Le comité révolutionnaire avait mal fait de la laisser s’exprimer librement. Sa déposition fait des echos et n’est diffusée à la radio, qu’une seule fois, au lieu de sept fois, comme avec les autres détenus.

Ce qu’elle dénonçait n’était que le vécu quotidien du peuple, à commencer par les pénuries de toutes sortes comme le sucre, le riz,et les autres denrées, en passant par les barrages érigés et le manque de liberté de circulation et de parole.

S’exprimant sur ce sujet dans un hommage rendu, à la vaillante femme, à l’annonce de sa mort, Bashir Bah, du site Mémorial Camp Boiro, écrit d’elle: ““Elle dit sans détours ce que nul n’osait murmurer à l’époque “‘.

L’enregistrement audio qui avait plu aux interrogateurs du Boiro n’était pas du goût de Sékou Touré, qui y voyait des vérités crues, pouvant faire prendre au peuple une certaine prise de conscience.

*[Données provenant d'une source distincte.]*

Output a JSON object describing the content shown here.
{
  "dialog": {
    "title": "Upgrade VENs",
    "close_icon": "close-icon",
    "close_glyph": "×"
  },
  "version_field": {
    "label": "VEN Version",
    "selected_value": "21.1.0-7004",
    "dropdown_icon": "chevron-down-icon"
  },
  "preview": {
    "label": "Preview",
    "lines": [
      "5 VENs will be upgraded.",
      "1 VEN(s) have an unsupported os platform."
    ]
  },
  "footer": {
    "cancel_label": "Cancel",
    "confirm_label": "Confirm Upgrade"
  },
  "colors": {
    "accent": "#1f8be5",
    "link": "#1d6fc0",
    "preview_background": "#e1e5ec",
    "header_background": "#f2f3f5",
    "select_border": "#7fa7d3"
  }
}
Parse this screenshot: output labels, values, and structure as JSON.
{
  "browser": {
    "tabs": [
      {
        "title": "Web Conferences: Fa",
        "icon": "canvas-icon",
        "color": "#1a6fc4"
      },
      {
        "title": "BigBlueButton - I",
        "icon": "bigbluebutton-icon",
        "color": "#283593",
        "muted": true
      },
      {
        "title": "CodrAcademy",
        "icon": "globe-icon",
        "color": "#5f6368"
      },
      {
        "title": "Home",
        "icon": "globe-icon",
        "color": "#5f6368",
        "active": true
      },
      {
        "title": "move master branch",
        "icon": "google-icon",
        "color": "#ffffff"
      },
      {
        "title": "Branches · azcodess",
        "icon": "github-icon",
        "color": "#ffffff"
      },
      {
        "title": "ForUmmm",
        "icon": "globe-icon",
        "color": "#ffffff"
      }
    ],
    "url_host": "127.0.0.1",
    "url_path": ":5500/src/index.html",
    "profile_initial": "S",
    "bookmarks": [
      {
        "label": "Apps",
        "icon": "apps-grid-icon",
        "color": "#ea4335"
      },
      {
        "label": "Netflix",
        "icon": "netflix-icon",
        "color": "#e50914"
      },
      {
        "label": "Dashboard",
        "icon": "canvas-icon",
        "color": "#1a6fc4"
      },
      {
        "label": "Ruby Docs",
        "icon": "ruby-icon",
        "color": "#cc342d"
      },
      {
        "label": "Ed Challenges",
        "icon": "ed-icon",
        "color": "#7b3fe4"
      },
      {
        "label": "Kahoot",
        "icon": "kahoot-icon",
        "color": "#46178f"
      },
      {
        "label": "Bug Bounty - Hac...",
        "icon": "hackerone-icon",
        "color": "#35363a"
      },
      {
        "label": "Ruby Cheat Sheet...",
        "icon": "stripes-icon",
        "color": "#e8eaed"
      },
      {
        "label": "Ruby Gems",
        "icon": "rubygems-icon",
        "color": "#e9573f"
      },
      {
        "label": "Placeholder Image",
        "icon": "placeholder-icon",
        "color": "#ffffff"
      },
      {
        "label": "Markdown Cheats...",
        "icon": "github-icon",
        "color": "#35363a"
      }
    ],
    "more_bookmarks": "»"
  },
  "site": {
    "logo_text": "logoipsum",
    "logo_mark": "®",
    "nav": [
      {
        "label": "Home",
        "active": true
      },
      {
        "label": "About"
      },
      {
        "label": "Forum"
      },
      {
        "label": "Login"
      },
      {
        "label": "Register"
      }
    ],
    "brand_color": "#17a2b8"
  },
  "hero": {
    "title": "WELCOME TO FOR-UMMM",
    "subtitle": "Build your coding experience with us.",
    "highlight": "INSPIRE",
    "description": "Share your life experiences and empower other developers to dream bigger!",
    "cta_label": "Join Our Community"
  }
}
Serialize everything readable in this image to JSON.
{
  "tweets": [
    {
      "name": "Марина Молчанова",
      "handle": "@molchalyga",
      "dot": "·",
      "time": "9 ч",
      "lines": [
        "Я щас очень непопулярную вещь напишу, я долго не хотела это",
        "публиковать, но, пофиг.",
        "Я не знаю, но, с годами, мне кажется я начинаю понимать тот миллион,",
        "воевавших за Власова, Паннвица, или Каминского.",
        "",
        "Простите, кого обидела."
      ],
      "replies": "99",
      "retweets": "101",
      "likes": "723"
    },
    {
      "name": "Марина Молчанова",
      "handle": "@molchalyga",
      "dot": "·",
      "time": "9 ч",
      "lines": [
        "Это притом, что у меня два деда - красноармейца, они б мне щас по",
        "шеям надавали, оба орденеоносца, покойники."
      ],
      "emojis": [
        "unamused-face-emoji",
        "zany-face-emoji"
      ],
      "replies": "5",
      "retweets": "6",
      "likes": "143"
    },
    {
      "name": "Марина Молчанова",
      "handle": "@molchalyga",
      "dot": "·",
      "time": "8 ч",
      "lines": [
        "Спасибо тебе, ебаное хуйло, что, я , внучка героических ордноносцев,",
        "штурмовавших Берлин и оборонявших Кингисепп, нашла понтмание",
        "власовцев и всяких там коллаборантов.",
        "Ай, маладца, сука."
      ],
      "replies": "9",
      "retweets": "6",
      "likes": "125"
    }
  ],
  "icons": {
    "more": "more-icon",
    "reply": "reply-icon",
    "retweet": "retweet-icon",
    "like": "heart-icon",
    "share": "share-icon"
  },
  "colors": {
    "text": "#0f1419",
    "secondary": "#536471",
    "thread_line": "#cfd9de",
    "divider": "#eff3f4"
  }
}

Avait-il écouté l’enregistrement ou coordonné, avec le comité révolutionnaire chargé de l’interrogation de la soeur de son compagnon? On ne le saura peut-être jamais.

Il faut signaler qu’à cette époque, il y avait, de nombreux autres détenus à torturer, à enregistrer sur des cassettes, et à faire passer à la Voix de la Révolution.Tout un travail.

Toujours est-il que pour Hadja Bobo, la réaction du Responsable Suprême de la Révolution fut hystérique.

Sékou Touré ne répondait pas toujours au cas par cas, mais pour Hadja Bobo, il avait tenu à répondre, point par point, allant de la chefferie aux prélèvements des impôts en nature et à l’expropriation des éleveurs de leurs bœufs.

L’intervention du président Sékou Touré n’avait fait qu’aggraver le problème car,

un an  et un mois après sa déposition de juillet 1976, les femmes se révoltèrent contre la police économique et son régime, le 27 Août, 1977.C’était la seule fois que Sékou Touré avait réellement été ébranlé.

A sa sortie de prison, la brave femme vit sous la peur d’une nouvelle arrestation, et sous surveillance, jusqu’au changement de régime, en 1984.

Son frère Saifoulaye,meurt, le 25 septembre, 1981, tandis que Ahmed Sekou Touré lui, rendit l’âme, le 26 mars, 1984. Les prédictions du vieux Alpha Bacar sur le sort commun de ces deux compagnons, n’étaient pas totalement sans fondement. Avait-il vu juste? La réponse semble oui, mais ça s’est une autre question.